LUMAN/CREB3, originally identified through its interaction with a cell cycle regulator HCFC1, is a transcription factor involved in the unfolded protein response during endoplasmic reticulum stress. Previously using gene knockout mouse models, we have shown that LUMAN modulates the glucocorticoid (GC) response leading to enhanced glucocorticoid receptor (GR) activity and lower circulating GC levels. Consequently, the stress response is dysregulated, leading to a blunted stress response in the Luman-deficient mice. One question that remained was how LUMAN deficiency affected the stress response at the cellular level leading to the changes in the physiological stress response. Here, we found that LUMAN interacts with GR through a putative nuclear receptor box site and can activate GR in the absence of a ligand. Further investigation showed that, when activated, LUMAN binds to the glucocorticoid response element (GRE), increasing the activity of GR exponentially compared to GR-ligand binding alone. On the other hand, we also found that in the absence of LUMAN, cells were more sensitive to cellular stress, exhibiting decreased secretory capacity.
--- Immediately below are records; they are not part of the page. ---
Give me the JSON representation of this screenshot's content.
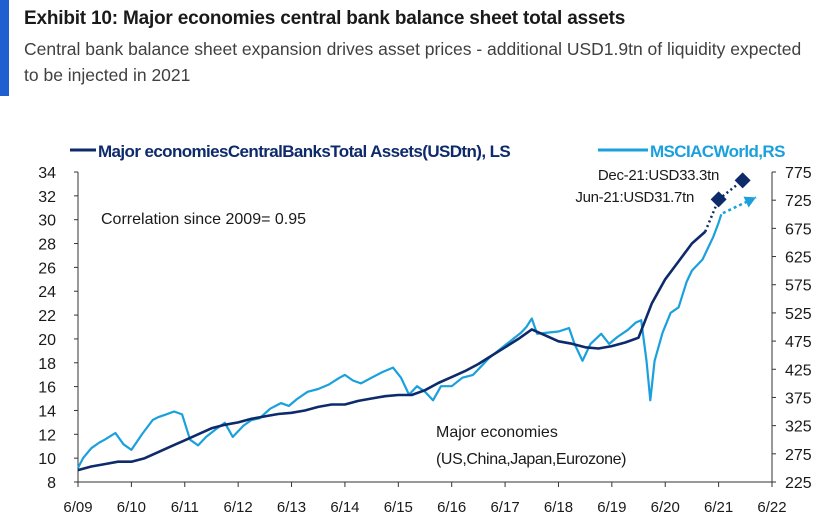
{
  "header": {
    "title": "Exhibit 10: Major economies central bank balance sheet total assets",
    "subtitle": "Central bank balance sheet expansion drives asset prices - additional USD1.9tn of liquidity expected to be injected in 2021"
  },
  "colors": {
    "accent": "#1f5fd0",
    "series_ls": "#0d2a6b",
    "series_rs": "#1aa0dc"
  },
  "chart_data": {
    "type": "line",
    "title": "",
    "x_ticks": [
      "6/09",
      "6/10",
      "6/11",
      "6/12",
      "6/13",
      "6/14",
      "6/15",
      "6/16",
      "6/17",
      "6/18",
      "6/19",
      "6/20",
      "6/21",
      "6/22"
    ],
    "y_left": {
      "min": 8,
      "max": 34,
      "ticks": [
        8,
        10,
        12,
        14,
        16,
        18,
        20,
        22,
        24,
        26,
        28,
        30,
        32,
        34
      ]
    },
    "y_right": {
      "min": 225,
      "max": 775,
      "ticks": [
        225,
        275,
        325,
        375,
        425,
        475,
        525,
        575,
        625,
        675,
        725,
        775
      ]
    },
    "legend_position": "top",
    "series": [
      {
        "name": "Major economies Central Banks Total Assets (USD tn), LS",
        "legend_label": "Major economiesCentralBanksTotal Assets(USDtn), LS",
        "axis": "left",
        "color": "#0d2a6b",
        "points": [
          [
            2009.5,
            9.0
          ],
          [
            2009.75,
            9.3
          ],
          [
            2010.0,
            9.5
          ],
          [
            2010.25,
            9.7
          ],
          [
            2010.5,
            9.7
          ],
          [
            2010.75,
            10.0
          ],
          [
            2011.0,
            10.5
          ],
          [
            2011.25,
            11.0
          ],
          [
            2011.5,
            11.5
          ],
          [
            2011.75,
            12.0
          ],
          [
            2012.0,
            12.5
          ],
          [
            2012.25,
            12.8
          ],
          [
            2012.5,
            13.0
          ],
          [
            2012.75,
            13.3
          ],
          [
            2013.0,
            13.5
          ],
          [
            2013.25,
            13.7
          ],
          [
            2013.5,
            13.8
          ],
          [
            2013.75,
            14.0
          ],
          [
            2014.0,
            14.3
          ],
          [
            2014.25,
            14.5
          ],
          [
            2014.5,
            14.5
          ],
          [
            2014.75,
            14.8
          ],
          [
            2015.0,
            15.0
          ],
          [
            2015.25,
            15.2
          ],
          [
            2015.5,
            15.3
          ],
          [
            2015.75,
            15.3
          ],
          [
            2016.0,
            15.7
          ],
          [
            2016.25,
            16.3
          ],
          [
            2016.5,
            16.8
          ],
          [
            2016.75,
            17.3
          ],
          [
            2017.0,
            17.9
          ],
          [
            2017.25,
            18.6
          ],
          [
            2017.5,
            19.3
          ],
          [
            2017.75,
            20.0
          ],
          [
            2018.0,
            20.8
          ],
          [
            2018.25,
            20.3
          ],
          [
            2018.5,
            19.8
          ],
          [
            2018.75,
            19.6
          ],
          [
            2019.0,
            19.3
          ],
          [
            2019.25,
            19.2
          ],
          [
            2019.5,
            19.4
          ],
          [
            2019.75,
            19.7
          ],
          [
            2020.0,
            20.1
          ],
          [
            2020.25,
            23.0
          ],
          [
            2020.5,
            25.0
          ],
          [
            2020.75,
            26.5
          ],
          [
            2021.0,
            28.0
          ],
          [
            2021.25,
            29.0
          ]
        ]
      },
      {
        "name": "MSCI AC World, RS",
        "legend_label": "MSCIACWorld,RS",
        "axis": "right",
        "color": "#1aa0dc",
        "points": [
          [
            2009.5,
            250
          ],
          [
            2009.6,
            268
          ],
          [
            2009.75,
            285
          ],
          [
            2009.9,
            295
          ],
          [
            2010.0,
            300
          ],
          [
            2010.2,
            312
          ],
          [
            2010.35,
            292
          ],
          [
            2010.5,
            282
          ],
          [
            2010.7,
            310
          ],
          [
            2010.9,
            335
          ],
          [
            2011.0,
            340
          ],
          [
            2011.15,
            345
          ],
          [
            2011.3,
            350
          ],
          [
            2011.45,
            345
          ],
          [
            2011.6,
            300
          ],
          [
            2011.75,
            290
          ],
          [
            2011.9,
            305
          ],
          [
            2012.1,
            320
          ],
          [
            2012.25,
            330
          ],
          [
            2012.4,
            305
          ],
          [
            2012.6,
            325
          ],
          [
            2012.75,
            335
          ],
          [
            2012.9,
            338
          ],
          [
            2013.1,
            355
          ],
          [
            2013.3,
            365
          ],
          [
            2013.45,
            360
          ],
          [
            2013.6,
            372
          ],
          [
            2013.8,
            385
          ],
          [
            2014.0,
            390
          ],
          [
            2014.2,
            398
          ],
          [
            2014.4,
            410
          ],
          [
            2014.5,
            415
          ],
          [
            2014.65,
            405
          ],
          [
            2014.8,
            400
          ],
          [
            2015.0,
            410
          ],
          [
            2015.2,
            420
          ],
          [
            2015.4,
            428
          ],
          [
            2015.55,
            410
          ],
          [
            2015.7,
            380
          ],
          [
            2015.85,
            395
          ],
          [
            2016.0,
            385
          ],
          [
            2016.15,
            370
          ],
          [
            2016.3,
            395
          ],
          [
            2016.5,
            395
          ],
          [
            2016.7,
            410
          ],
          [
            2016.9,
            415
          ],
          [
            2017.0,
            425
          ],
          [
            2017.2,
            445
          ],
          [
            2017.4,
            460
          ],
          [
            2017.6,
            475
          ],
          [
            2017.8,
            490
          ],
          [
            2017.9,
            500
          ],
          [
            2018.0,
            515
          ],
          [
            2018.1,
            488
          ],
          [
            2018.3,
            490
          ],
          [
            2018.5,
            492
          ],
          [
            2018.7,
            498
          ],
          [
            2018.8,
            470
          ],
          [
            2018.95,
            440
          ],
          [
            2019.1,
            470
          ],
          [
            2019.3,
            488
          ],
          [
            2019.45,
            470
          ],
          [
            2019.6,
            482
          ],
          [
            2019.8,
            495
          ],
          [
            2019.95,
            508
          ],
          [
            2020.05,
            512
          ],
          [
            2020.15,
            440
          ],
          [
            2020.22,
            370
          ],
          [
            2020.3,
            440
          ],
          [
            2020.45,
            490
          ],
          [
            2020.6,
            525
          ],
          [
            2020.75,
            535
          ],
          [
            2020.9,
            580
          ],
          [
            2021.0,
            600
          ],
          [
            2021.1,
            610
          ],
          [
            2021.2,
            620
          ],
          [
            2021.3,
            640
          ],
          [
            2021.4,
            660
          ],
          [
            2021.5,
            685
          ],
          [
            2021.55,
            700
          ]
        ]
      }
    ],
    "projections": [
      {
        "x": 2021.5,
        "y": 31.7,
        "axis": "left",
        "label": "Jun-21:USD31.7tn"
      },
      {
        "x": 2021.95,
        "y": 33.3,
        "axis": "left",
        "label": "Dec-21:USD33.3tn"
      }
    ],
    "projection_arrow": {
      "axis": "right",
      "from": [
        2021.58,
        702
      ],
      "to": [
        2022.2,
        730
      ]
    },
    "annotations": [
      {
        "id": "correlation",
        "text": "Correlation since 2009= 0.95"
      },
      {
        "id": "region_line1",
        "text": "Major economies"
      },
      {
        "id": "region_line2",
        "text": "(US,China,Japan,Eurozone)"
      }
    ]
  }
}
Hence our current data suggest that LUMAN may function both as a transcriptional cofactor of GR and a hormone secretion regulator, and through this, plays a role in stress sensitivity and reactivity to stress.

Characterization of nuclear foci-targeting of Luman/CREB3 recruitment factor (LRF/CREBRF) and its potential role in inhibition of herpes simplex virus-1 replication.

The recently identified Luman/CREB3-binding partner LRF (Luman/CREB3 recruitment factor) was shown to localize to discrete sub-nuclear foci. Luman is implicated in herpes simplex virus-1 (HSV-1) latency/reactivation and the unfolded protein response (UPR) pathway; therefore, we sought to characterize the formation of the LRF nuclear foci in the context of cellular signaling and HSV-1 replication. Here, we mapped the nuclear foci-targeting sequence to the central region containing the first leucine zipper (a.a.415-519), and found that the integrity of the whole region appears essential for LRF foci formation. LRF foci integrity was unaffected by inhibition of cellular DNA replication and translation, however, disruption of transcription resulted in altered LRF localization. When compared to other cellular and viral foci LRF co-localized with the nuclear receptor co-activator GRIP1, while the HSV-1 gene products ICP4, ICP27 and VP13/14 disrupted foci formation to varying degrees. Interestingly, cells over-expressing LRF were resistant to productive HSV-1 infection and this resistance was dependent upon protein targeting and an N-terminal transactivation domain. When LRF knockdown cells were subjected to primary infection, HSV-1 gene expression and progeny virus yield were enhanced by ∼3 fold compared to wildtype cells. Taken together, these results indicate that LRF is a key regulator that may act direct or indirectly as a repressor of essential genes required for productive viral infection.